USD: Following Monday's mark-down there was no renewed pressure on the dollar yesterday. That is not to say the USD did well: it fell by an average of 0.2% against the other ten most actively-traded currencies, but so did the EUR and GBP. China's announcement of retaliatory tariffs on $60 billion of imports from the United States attracted barely a glance from investors. The tax will be at rates of just 5% or 10% and, anyway, everyone knew they were coming. It seems that investors are over their trade war shock and are looking for something else to worry about.
EUR: Monthly falls in Italian industrial orders and sales did not provide the substitute, and there were no other economic data from the euro zone. The EU summit meeting in Salzburg, which begins today, will focus on "internal security, migration and Brexit". The first two of those are unlikely to have any bearing on the EUR: the third conceivably might. European Central president Mario Draghi will be making an appearance in Berlin this morning, where he will talk about "Making Europe's Economic Union work". He could just possibly touch on monetary policy as a tool to promote that objective.
CAD: It was a better day for the Loonie, which came second behind the AUD with the addition of half a US cent. The sole Canadian economic statistic was for manufacturing shipments in July. They increased by 0.9% - more than expected - but did no good to the CAD at the time. Rising oil prices provided a helping hand though: WTI went up by 1.9%.

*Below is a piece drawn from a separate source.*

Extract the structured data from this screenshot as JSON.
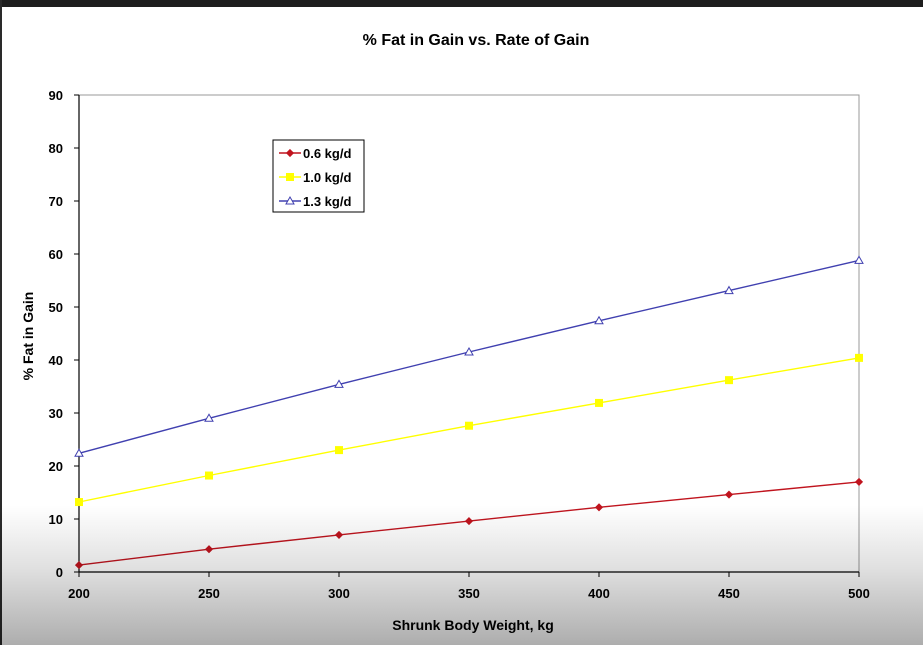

GBP: Another day bereft of UK economic data left sterling to rely on Brexit-deal optimism for support. Speaking of the back-stop arrangements for the internal Irish border, EU negotiator Michel Barnier said "we are ready to improve this proposal". However, the British prime minister's spokesperson cautioned that "just as the UK has evolved its position, the EU will need to do the same". Investors are waiting to see what the Salzburg summit will bring.
JPY: As if to underline how little they care about the latest escalation of the tariff war, investors left the yen at the back of the major currency field for a second day. For its part, the JPY failed to excite the market. Overnight the Bank of Japan surprised nobody when it kept its benchmark interest rate at -0.1% for a 33rd month. It is eight years since the rate was last above 0.05%.